WORDS TOM HILL PHOTOGRAPHY DUNCAN PHILPOTT
Our group paused at the high point of the ride. Huge wind turbines sprouted from the heather like giant white tulips. A bitter autumnal wind pushed and tore at rain clouds, granting us rays of golden light from the low sun then closing the curtains as an icy squall raced through. Despite the very obvious human impact on the landscape, it felt as though we were in the middle of nowhere; we hadn’t seen a single person since leaving the marked trails of Glentress an hour or so ago. We discovered a seemingly endless network of pristine forest roads, perfect for gravel exploration, granting views to Edinburgh in the north and linking into drovers’ roads that existed long before the commercial planting now below us.

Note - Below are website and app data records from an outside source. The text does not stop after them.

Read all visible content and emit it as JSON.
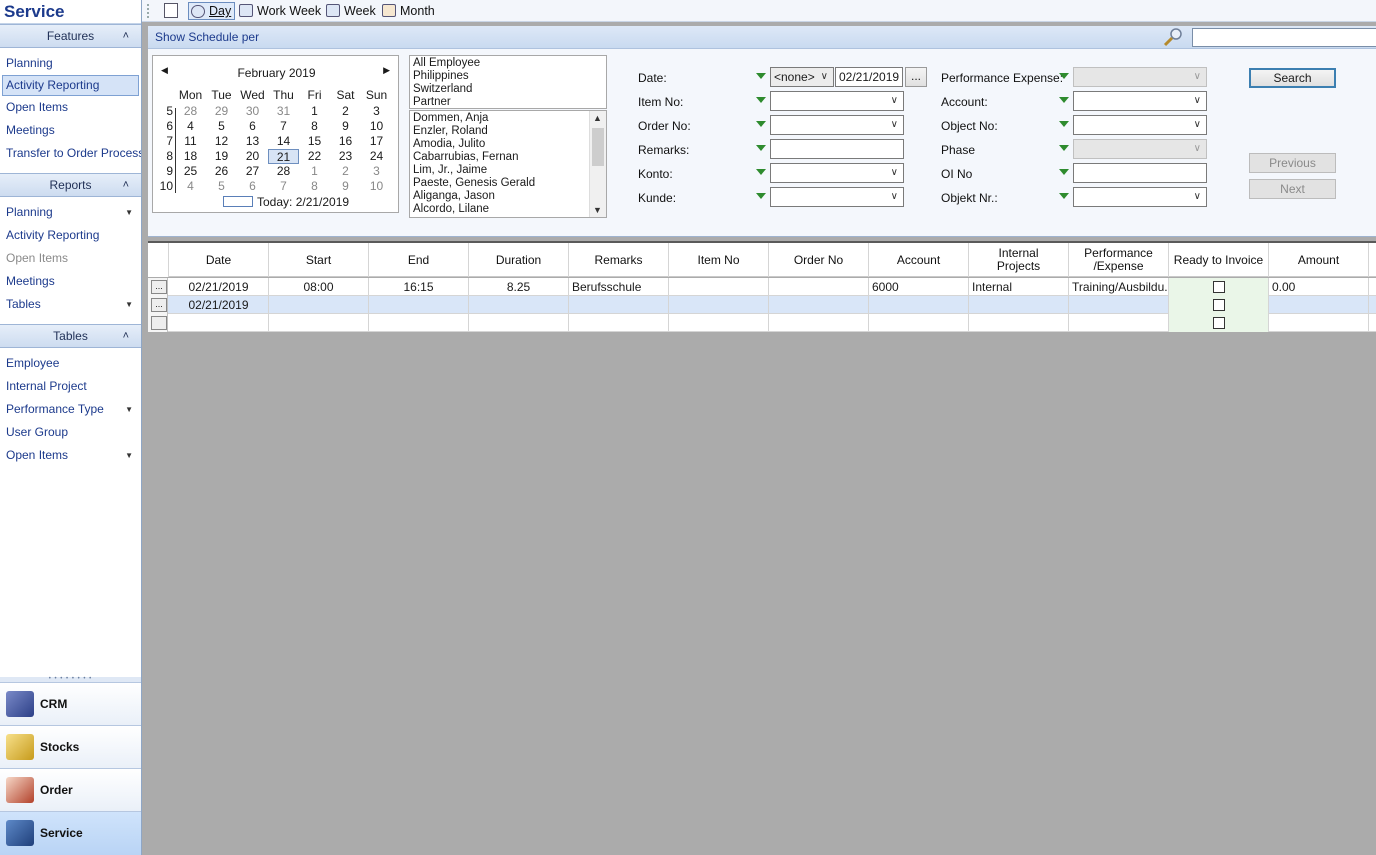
{
  "sidebar": {
    "title": "Service",
    "features": {
      "header": "Features",
      "items": [
        "Planning",
        "Activity Reporting",
        "Open Items",
        "Meetings",
        "Transfer to Order Processing"
      ]
    },
    "reports": {
      "header": "Reports",
      "items": [
        "Planning",
        "Activity Reporting",
        "Open Items",
        "Meetings",
        "Tables"
      ]
    },
    "tables": {
      "header": "Tables",
      "items": [
        "Employee",
        "Internal Project",
        "Performance Type",
        "User Group",
        "Open Items"
      ]
    },
    "modules": [
      "CRM",
      "Stocks",
      "Order",
      "Service"
    ]
  },
  "toolbar": {
    "day": "Day",
    "work_week": "Work Week",
    "week": "Week",
    "month": "Month"
  },
  "filter": {
    "header": "Show Schedule per",
    "calendar": {
      "month": "February 2019",
      "weekdays": [
        "Mon",
        "Tue",
        "Wed",
        "Thu",
        "Fri",
        "Sat",
        "Sun"
      ],
      "weeks": [
        {
          "wk": "5",
          "days": [
            "28",
            "29",
            "30",
            "31",
            "1",
            "2",
            "3"
          ]
        },
        {
          "wk": "6",
          "days": [
            "4",
            "5",
            "6",
            "7",
            "8",
            "9",
            "10"
          ]
        },
        {
          "wk": "7",
          "days": [
            "11",
            "12",
            "13",
            "14",
            "15",
            "16",
            "17"
          ]
        },
        {
          "wk": "8",
          "days": [
            "18",
            "19",
            "20",
            "21",
            "22",
            "23",
            "24"
          ]
        },
        {
          "wk": "9",
          "days": [
            "25",
            "26",
            "27",
            "28",
            "1",
            "2",
            "3"
          ]
        },
        {
          "wk": "10",
          "days": [
            "4",
            "5",
            "6",
            "7",
            "8",
            "9",
            "10"
          ]
        }
      ],
      "today_label": "Today: 2/21/2019"
    },
    "groups": [
      "All Employee",
      "Philippines",
      "Switzerland",
      "Partner"
    ],
    "employees": [
      "Dommen, Anja",
      "Enzler, Roland",
      "Amodia, Julito",
      "Cabarrubias, Fernan",
      "Lim, Jr., Jaime",
      "Paeste, Genesis Gerald",
      "Aliganga, Jason",
      "Alcordo, Lilane"
    ],
    "labels": {
      "date": "Date:",
      "item_no": "Item No:",
      "order_no": "Order No:",
      "remarks": "Remarks:",
      "konto": "Konto:",
      "kunde": "Kunde:",
      "perf_expense": "Performance Expense:",
      "account": "Account:",
      "object_no": "Object No:",
      "phase": "Phase",
      "oi_no": "OI No",
      "objekt_nr": "Objekt Nr.:"
    },
    "date_mode": "<none>",
    "date_value": "02/21/2019",
    "ellipsis": "...",
    "buttons": {
      "search": "Search",
      "previous": "Previous",
      "next": "Next"
    }
  },
  "grid": {
    "columns": [
      "Date",
      "Start",
      "End",
      "Duration",
      "Remarks",
      "Item No",
      "Order No",
      "Account",
      "Internal Projects",
      "Performance /Expense",
      "Ready to Invoice",
      "Amount"
    ],
    "rows": [
      {
        "date": "02/21/2019",
        "start": "08:00",
        "end": "16:15",
        "duration": "8.25",
        "remarks": "Berufsschule",
        "item_no": "",
        "order_no": "",
        "account": "6000",
        "internal": "Internal",
        "perf": "Training/Ausbildu...",
        "amount": "0.00"
      },
      {
        "date": "02/21/2019",
        "start": "",
        "end": "",
        "duration": "",
        "remarks": "",
        "item_no": "",
        "order_no": "",
        "account": "",
        "internal": "",
        "perf": "",
        "amount": ""
      }
    ],
    "row_button": "..."
  }
}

I was in the Tweed Valley for a few days, invited by the newly established, and ‘does what it says on the tin’ monikered Tweed Valley Guides to be shown the best of what the area has to offer – whether that be big days on a mountain or gravel bike, or hitting some of the best enduro-style trails in the country.
Beyond the excuse of back-to-back days of riding after a few too many weeks at a desk, I was intrigued to discover a little more about not just Tweed Valley Guides, but UK guiding in general. For those of us with the time and inclination, there is little mystery to finding the tracks I started this story with. They are clearly marked on the Ordnance Survey map, and it’s easy enough to link them into a circular loop. GPS devices provide a comfort blanket to the navigationally challenged. On the mountain bike side, the unofficial built trails that the valley is increasingly becoming known for are meticulously documented in apps like Trailforks and Strava. At first glance, it’s not necessarily an easy job to explain why you should pay someone to show you around when technology will do half the job for you.
There’s always one…
So, why pay for a guide?
As we climbed away from the trail centre, it was a question that I asked Matt, one of the guides employed by the service. Before he got a chance to answer, he and fellow guide Janey had paused the group to explain the next descent had a sting in its tail – the smooth, sandy surface turning into jumbled aggregate just when you don’t need it. Caution heeded, we set off gathering pace, but feathering the brakes. As it turned out, despite the warning, an ugly line choice led to a familiar ‘clunk, hiss, arse!’. Before I’d dropped my rear wheel out of the frame, Matt was pre-inflating a spare tube for me. Well, that’s one benefit of being guided, I guess.